Aquella voz arranca de cuajo a José del ensimismamiento en que anda sumido delante del lienzo y de la fotografía que hay en la mesita junto a él. La pregunta tiene un tono truculento ante el que no sabe cómo reaccionar. Se siente como un niño al que acaban de sorprender en un lugar prohibido. Sin embargo, no mueve un músculo, como si quisiera aferrarse a las líneas del cuadro y a los cendales del descubrimiento todo el tiempo que pudiese. El pintor, cuya amenazante sombra se proyecta sobre la pared como la de un murciélago, se apresura entonces a pasar por delante del joven y cubre con una sábana y gesto melodramático —aunque tranquilo y reposado a la vez, lo cual es aún más desconcertante— el boceto que ha conseguido hipnotizar a Capello. También se apresura a arrebatarle la fotografía con la reproducción de la Venus en el espejo y a enterrarla entre las páginas del libro de Velázquez, que cierra con brutalidad. Pero no es lo suficientemente rápido. No puede impedir que José se percate de una inscripción en el dorso de la polaroid: «Colección Schwabing. Garantizado 100% Velázquez – Gurlitt». Capello frunce el ceño: aquella foto no es de un cuadro falso. Es la otra Venus de Velázquez. Idéntica, salvo por un detalle: el rostro en el espejo. Y es una casualidad que José sea quien es y sepa lo que sabe. Su mente viaja a mil revoluciones por segundo hasta las viejas historias sobre el abuelo Thobias, que siempre había tomado como cuentos de ciencia ficción.

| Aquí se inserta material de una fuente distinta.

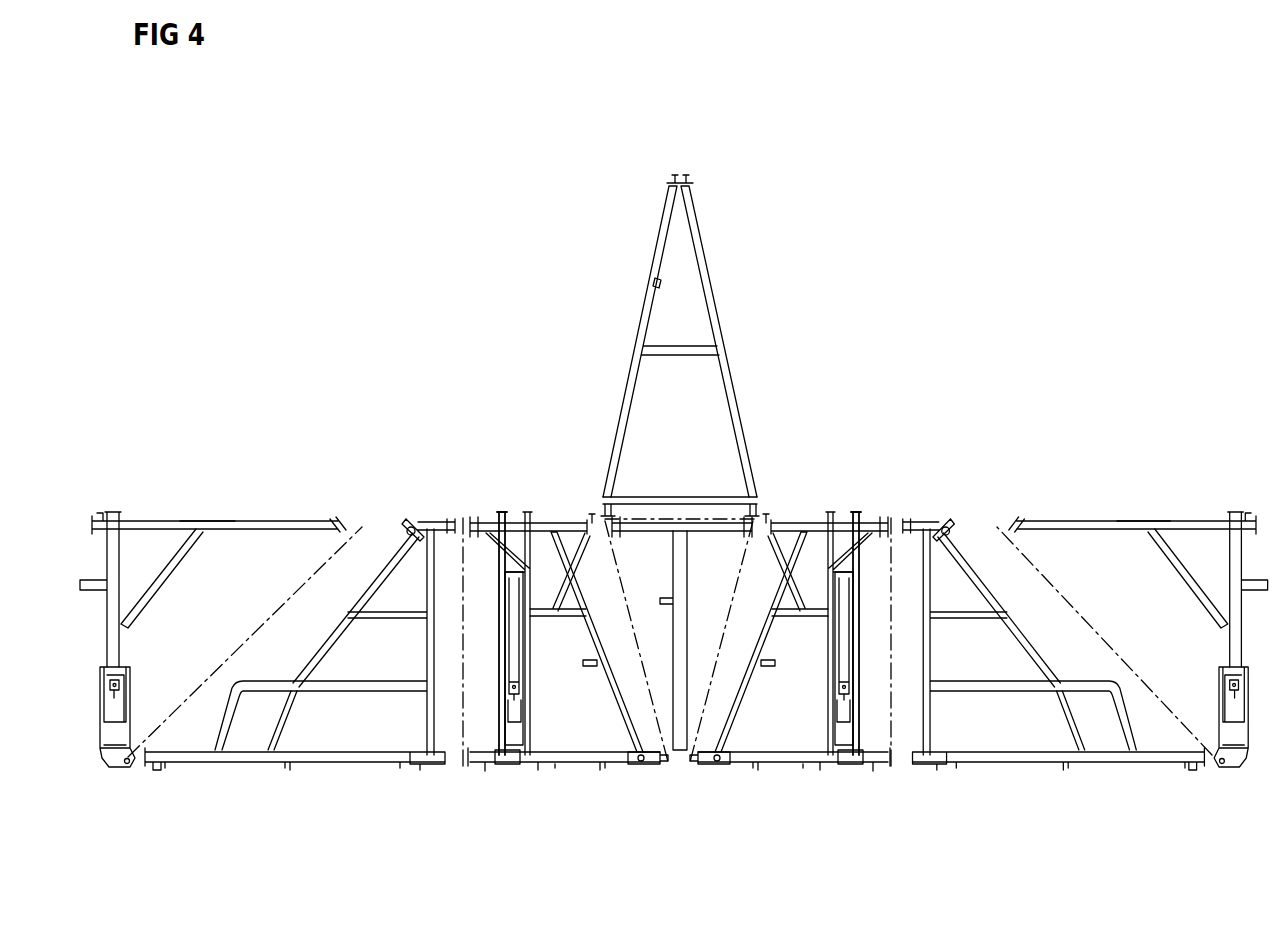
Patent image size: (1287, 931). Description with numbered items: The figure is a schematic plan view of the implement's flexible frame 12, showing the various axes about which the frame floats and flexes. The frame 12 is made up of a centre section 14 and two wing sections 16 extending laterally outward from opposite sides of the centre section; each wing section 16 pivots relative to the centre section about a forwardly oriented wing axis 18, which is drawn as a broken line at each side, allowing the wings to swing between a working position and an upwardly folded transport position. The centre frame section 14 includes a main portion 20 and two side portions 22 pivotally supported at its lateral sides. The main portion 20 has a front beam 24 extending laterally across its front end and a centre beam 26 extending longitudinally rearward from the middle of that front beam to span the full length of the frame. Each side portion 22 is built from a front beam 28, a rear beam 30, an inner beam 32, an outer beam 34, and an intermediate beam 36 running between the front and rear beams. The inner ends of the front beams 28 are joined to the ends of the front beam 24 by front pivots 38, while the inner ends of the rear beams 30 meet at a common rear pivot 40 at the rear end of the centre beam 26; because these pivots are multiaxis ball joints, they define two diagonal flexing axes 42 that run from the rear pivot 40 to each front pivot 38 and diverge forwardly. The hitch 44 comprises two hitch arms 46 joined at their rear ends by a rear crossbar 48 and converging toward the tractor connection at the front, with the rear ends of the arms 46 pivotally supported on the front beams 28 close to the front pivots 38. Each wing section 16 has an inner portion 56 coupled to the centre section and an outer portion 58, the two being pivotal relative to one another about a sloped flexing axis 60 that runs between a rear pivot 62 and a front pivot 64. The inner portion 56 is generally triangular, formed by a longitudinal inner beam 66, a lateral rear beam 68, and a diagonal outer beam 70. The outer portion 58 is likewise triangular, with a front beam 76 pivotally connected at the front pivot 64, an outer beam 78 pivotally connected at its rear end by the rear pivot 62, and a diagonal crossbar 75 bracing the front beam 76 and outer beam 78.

The flexible frame 12 is at (352, 128).
The centre section 14 is at (862, 829).
The wing section 16 is at (425, 353).
The wing axis 18 is at (463, 615).
The main portion 20 is at (693, 554).
The side portion 22 is at (522, 488).
The front beam 24 is at (647, 531).
The centre beam 26 is at (688, 585).
The front beam 28 is at (545, 525).
The rear beam 30 is at (572, 762).
The inner beam 32 is at (610, 680).
The outer beam 34 is at (506, 633).
The intermediate beam 36 is at (523, 665).
The front pivot 38 is at (592, 531).
The rear pivot 40 is at (650, 768).
The flexing axis 42 is at (634, 622).
The hitch 44 is at (605, 318).
The hitch arm 46 is at (661, 248).
The rear crossbar 48 is at (652, 500).
The inner portion 56 is at (425, 496).
The outer portion 58 is at (207, 496).
The flexing axis 60 is at (247, 632).
The rear pivot 62 is at (116, 760).
The front pivot 64 is at (408, 531).
The inner beam 66 is at (427, 661).
The rear beam 68 is at (356, 749).
The outer beam 70 is at (336, 634).
The crossbar 75 is at (153, 591).
The front beam 76 is at (248, 522).
The outer beam 78 is at (116, 655).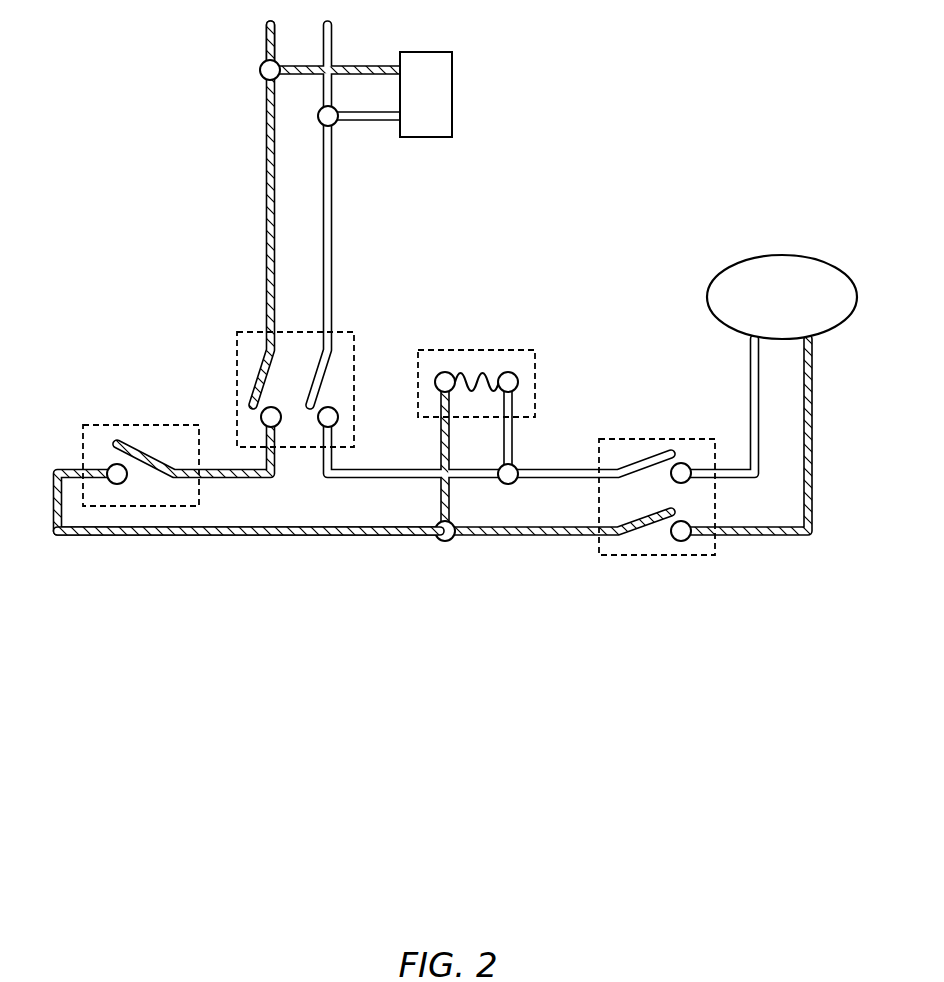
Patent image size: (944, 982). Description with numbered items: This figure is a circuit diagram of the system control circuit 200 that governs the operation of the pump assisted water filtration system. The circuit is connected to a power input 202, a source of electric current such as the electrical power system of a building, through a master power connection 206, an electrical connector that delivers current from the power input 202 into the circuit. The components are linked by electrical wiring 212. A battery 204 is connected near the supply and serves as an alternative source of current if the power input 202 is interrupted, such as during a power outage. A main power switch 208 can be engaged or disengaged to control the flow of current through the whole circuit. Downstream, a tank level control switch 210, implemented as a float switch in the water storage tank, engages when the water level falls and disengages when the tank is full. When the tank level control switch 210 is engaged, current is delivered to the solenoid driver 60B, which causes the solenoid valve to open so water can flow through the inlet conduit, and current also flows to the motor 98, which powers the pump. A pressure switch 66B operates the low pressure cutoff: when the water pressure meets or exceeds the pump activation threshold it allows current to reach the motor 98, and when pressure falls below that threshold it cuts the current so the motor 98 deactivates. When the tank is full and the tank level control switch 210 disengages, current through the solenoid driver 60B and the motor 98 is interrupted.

Sin embargo, la interrupción del pintor ha provocado que el hilo de sus pensamientos se disuelva en la nada. Aún entre los ecos de su voz profunda y el aire provocado por la sábana recién extendida, Bacon ya está descorchando la primera botella de champán de la noche. Luego, otra pregunta. Mismo tono, como si no hubiera olvidado la escena anterior.

–Al menos espero que tú no seas de los que se suicidan, José.

Capello tiene que repetir para sí mismo cada una de las palabras para poder captar un poco de su sentido. A pesar de tomarse el tiempo necesario, es imposible que Capello comprenda todo lo que hay tras ellas; mucho menos, sin conocer los detalles que marcaron la fascinante vida del pintor. A lo largo de los años que vendrían, José irá capturando vivencias, gestos y conversaciones que le ayudarán a entender este tipo de mensajes y comportamientos. Así, podrá ir colocando algunas de las piezas del enigmático puzle que resultó ser Francis Bacon, desde el presente hasta sus inicios como decorador de interiores y pintor surrealista de escasa proyección. Antes de eso, incluso. Quién sabe si alguna vez llegará a entender de dónde procede todo.